Proportionality theorem and projectile motion

[LT72884]

So i have this question. If a projectile is fired from a spring loaded system and when it goes pass a chronograph, reads 300FPS and has a mass of 0.12grams. Is there any way to use the proportionality theorem (1/3=x/6 example) to approximate how fast a mass of 0.25grams is when fired from same system? I know it SHOULD be slower. Nothing is know about the system, no spring force, no acceleration etc. All i have is mass and fps of the projectile.

thanks. i know its an odd question. I just want to know if there is a proportionality theorem that would work haha

 

[A.T.]

If a projectile is fired from a spring loaded system and when it goes pass a chronograph, reads 300FPS and has a mass of 0.12grams. Is there any way to use the proportionality theorem (1/3=x/6 example) to approximate how fast a mass of 0.25grams is when fired from same system?

The energy in the spring the same. So if you assume that it all goes into kinetic energy of the projectile, the projectile velocity will be inversely proportional to the square root of the projectile mass.

This is ignoring spring inertia, which becomes relevant if the projectile mass becomes relatively small.

 

[LT72884]

The energy in the spring the same. So if you assume that it all goes into kinetic energy of the projectile, the projectile velocity will be inversely proportional to the square root of the projectile mass.

This is ignoring spring inertia, which becomes relevant if the projectile mass becomes relatively small.

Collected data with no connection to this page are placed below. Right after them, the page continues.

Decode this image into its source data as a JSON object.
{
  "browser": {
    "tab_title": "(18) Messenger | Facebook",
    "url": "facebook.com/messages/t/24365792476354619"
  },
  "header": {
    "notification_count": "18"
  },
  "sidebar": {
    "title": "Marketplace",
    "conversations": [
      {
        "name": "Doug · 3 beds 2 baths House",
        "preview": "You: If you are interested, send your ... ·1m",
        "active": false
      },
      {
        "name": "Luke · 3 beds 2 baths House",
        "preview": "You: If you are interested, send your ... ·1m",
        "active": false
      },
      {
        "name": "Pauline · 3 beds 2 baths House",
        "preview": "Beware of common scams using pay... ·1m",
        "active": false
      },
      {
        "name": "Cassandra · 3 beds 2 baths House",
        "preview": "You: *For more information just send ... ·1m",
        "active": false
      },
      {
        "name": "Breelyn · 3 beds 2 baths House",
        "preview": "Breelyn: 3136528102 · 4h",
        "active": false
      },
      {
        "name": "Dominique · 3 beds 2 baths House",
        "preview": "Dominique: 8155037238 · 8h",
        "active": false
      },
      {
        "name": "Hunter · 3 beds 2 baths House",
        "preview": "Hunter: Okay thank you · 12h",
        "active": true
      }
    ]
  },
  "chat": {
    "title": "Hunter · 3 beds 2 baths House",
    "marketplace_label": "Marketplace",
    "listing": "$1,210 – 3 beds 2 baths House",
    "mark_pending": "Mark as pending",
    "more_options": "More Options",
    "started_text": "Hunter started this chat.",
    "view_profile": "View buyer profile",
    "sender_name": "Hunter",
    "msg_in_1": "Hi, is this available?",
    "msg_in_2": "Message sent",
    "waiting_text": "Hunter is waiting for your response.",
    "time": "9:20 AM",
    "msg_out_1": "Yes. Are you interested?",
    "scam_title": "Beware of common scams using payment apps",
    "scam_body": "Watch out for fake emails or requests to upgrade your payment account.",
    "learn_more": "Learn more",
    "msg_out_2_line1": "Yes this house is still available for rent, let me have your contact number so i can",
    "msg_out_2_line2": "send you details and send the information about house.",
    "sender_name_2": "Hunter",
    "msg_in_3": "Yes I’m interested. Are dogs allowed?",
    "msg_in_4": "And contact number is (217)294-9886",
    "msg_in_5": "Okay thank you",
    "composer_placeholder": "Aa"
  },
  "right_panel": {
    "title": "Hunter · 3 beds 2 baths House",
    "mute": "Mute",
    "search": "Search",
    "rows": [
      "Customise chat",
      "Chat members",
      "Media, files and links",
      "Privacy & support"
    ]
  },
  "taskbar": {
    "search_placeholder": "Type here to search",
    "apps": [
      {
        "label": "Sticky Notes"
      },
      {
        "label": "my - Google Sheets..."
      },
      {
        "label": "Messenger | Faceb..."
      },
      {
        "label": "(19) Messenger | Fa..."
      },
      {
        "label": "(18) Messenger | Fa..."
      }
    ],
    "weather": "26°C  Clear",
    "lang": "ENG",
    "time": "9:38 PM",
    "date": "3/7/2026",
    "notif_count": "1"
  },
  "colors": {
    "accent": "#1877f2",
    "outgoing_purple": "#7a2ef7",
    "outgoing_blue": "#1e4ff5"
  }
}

ok, that makes sense. Would you be willing to put that into an equation for me. I want to calculate the velocity to see if i want to purchase the spring loaded system. Thanks

 

[DrStupid]

So if you assume that it all goes into kinetic energy of the projectile

How do you justify this assumption if nothing is know about the system?

 

[A.T.]

How do you justify this assumption if nothing is know about the system?

By assuming a massless spring and no damping, since the OP asks for a simple relation.

 

[DrStupid]

By assuming a massless spring and no damping, since the OP asks for a simple relation.

The problem is that a massless spring is very theoretic whereas the question sounds quite practical. With your assumption you might get a lower limit for projectiles with higher mass. But I expect it to fail for lower mass projectiles. It would be helpful if we would have data for at least two projectiles with different mass. Than we wouldn't need to guess.

 

[A.T.]

The problem is that a massless spring is very theoretic whereas the question sounds quite practical. With your assumption you might get a lower limit for projectiles with higher mass. But I expect it to fail for lower mass projectiles.

I agree. For very light projectiles their mass differences become irrelevant, as they all shoot out at the same velocity, determined by the spring parameters.

 

[LT72884]

yeah, i only got the one number off the package. 300fps with a 0.12g bb. I have 0.25g bb's so i know fps will be lower, but i don't have a chrono graph, and trying to calculate by hand with a crapy stop watch and distance marker sucks haha.

thanks

 

[A.T.]

i don't have a chrono graph, and trying to calculate by hand with a crapy stop watch and distance marker sucks haha.

Many mobile phones and consumer cameras have a slowmo mode (high frame rate). You can measure the distance traveled between two subsequent frames and divide by the frame duration.